BOOK EIGHTH.
CHAPTER 4. LASCIATE OGNI SPERANZA--LEAVE ALL HOPE BEHIND, YE WHO ENTER HERE.
(continued)
Here the priest paused, and the prisoner heard sighs of
anguish break from his breast with a sound of the death rattle.
He resumed,--
"One day I was leaning on the window of my cell. What
book was I reading then? Oh! all that is a whirlwind in my
head. I was reading. The window opened upon a Square. I
heard a sound of tambourine and music. Annoyed at being
thus disturbed in my revery, I glanced into the Square. What
I beheld, others saw beside myself, and yet it was not a
spectacle made for human eyes. There, in the middle of the
pavement,--it was midday, the sun was shining brightly,--a
creature was dancing. A creature so beautiful that God
would have preferred her to the Virgin and have chosen her
for his mother and have wished to be born of her if she had
been in existence when he was made man! Her eyes were
black and splendid; in the midst of her black locks, some
hairs through which the sun shone glistened like threads
of gold. Her feet disappeared in their movements like the
spokes of a rapidly turning wheel. Around her head, in her
black tresses, there were disks of metal, which glittered in
the sun, and formed a coronet of stars on her brow. Her
dress thick set with spangles, blue, and dotted with a
thousand sparks, gleamed like a summer night. Her brown,
supple arms twined and untwined around her waist, like two
scarfs. The form of her body was surprisingly beautiful.
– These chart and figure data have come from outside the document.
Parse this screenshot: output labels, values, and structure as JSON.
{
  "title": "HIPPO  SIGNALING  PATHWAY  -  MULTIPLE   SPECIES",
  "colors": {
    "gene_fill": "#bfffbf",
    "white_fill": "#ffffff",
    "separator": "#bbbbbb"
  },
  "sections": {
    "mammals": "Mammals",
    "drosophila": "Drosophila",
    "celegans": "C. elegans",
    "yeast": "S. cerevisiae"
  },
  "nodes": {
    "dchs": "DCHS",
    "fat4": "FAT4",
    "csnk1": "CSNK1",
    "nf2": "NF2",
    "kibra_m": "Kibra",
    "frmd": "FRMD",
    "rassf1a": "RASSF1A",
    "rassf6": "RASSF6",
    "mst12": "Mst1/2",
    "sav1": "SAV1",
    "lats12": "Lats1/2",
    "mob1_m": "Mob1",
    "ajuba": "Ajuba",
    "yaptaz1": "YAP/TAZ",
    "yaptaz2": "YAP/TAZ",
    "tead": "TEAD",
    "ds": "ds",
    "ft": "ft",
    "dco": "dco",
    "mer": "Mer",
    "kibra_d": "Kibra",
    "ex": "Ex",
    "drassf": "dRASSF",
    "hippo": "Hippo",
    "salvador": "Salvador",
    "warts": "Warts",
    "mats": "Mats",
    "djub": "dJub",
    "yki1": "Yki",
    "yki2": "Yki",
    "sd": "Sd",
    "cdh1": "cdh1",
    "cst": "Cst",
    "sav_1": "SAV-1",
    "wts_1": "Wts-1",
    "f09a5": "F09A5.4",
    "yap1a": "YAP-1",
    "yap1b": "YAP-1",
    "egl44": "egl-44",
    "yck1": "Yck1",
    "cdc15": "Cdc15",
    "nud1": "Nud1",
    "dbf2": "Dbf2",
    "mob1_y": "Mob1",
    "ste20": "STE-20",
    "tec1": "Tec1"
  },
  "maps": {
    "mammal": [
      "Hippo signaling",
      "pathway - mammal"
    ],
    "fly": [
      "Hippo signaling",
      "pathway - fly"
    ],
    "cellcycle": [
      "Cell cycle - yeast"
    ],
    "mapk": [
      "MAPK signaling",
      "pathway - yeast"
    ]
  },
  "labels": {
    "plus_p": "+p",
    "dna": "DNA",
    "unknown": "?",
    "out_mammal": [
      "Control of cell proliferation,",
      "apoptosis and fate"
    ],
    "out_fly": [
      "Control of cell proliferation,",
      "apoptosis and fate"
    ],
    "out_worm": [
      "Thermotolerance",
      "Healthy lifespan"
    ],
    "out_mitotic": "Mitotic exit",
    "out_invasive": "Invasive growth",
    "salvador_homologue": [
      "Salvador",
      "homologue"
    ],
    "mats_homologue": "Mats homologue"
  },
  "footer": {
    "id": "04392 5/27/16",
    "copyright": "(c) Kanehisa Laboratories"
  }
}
Oh! what a resplendent figure stood out, like something
luminous even in the sunlight! Alas, young girl, it was thou!
Surprised, intoxicated, charmed, I allowed myself to gaze
upon thee. I looked so long that I suddenly shuddered with
terror; I felt that fate was seizing hold of me."
The priest paused for a moment, overcome with emotion.
Then he continued,--
"Already half fascinated, I tried to cling fast to something
and hold myself back from falling. I recalled the snares which
Satan had already set for me. The creature before my eyes
possessed that superhuman beauty which can come only from
heaven or hell. It was no simple girl made with a little of
our earth, and dimly lighted within by the vacillating ray of
a woman's soul. It was an angel! but of shadows and flame,
and not of light. At the moment when I was meditating
thus, I beheld beside you a goat, a beast of witches, which
smiled as it gazed at me. The midday sun gave him golden
horns. Then I perceived the snare of the demon, and I no
longer doubted that you had come from hell and that you had
come thence for my perdition. I believed it."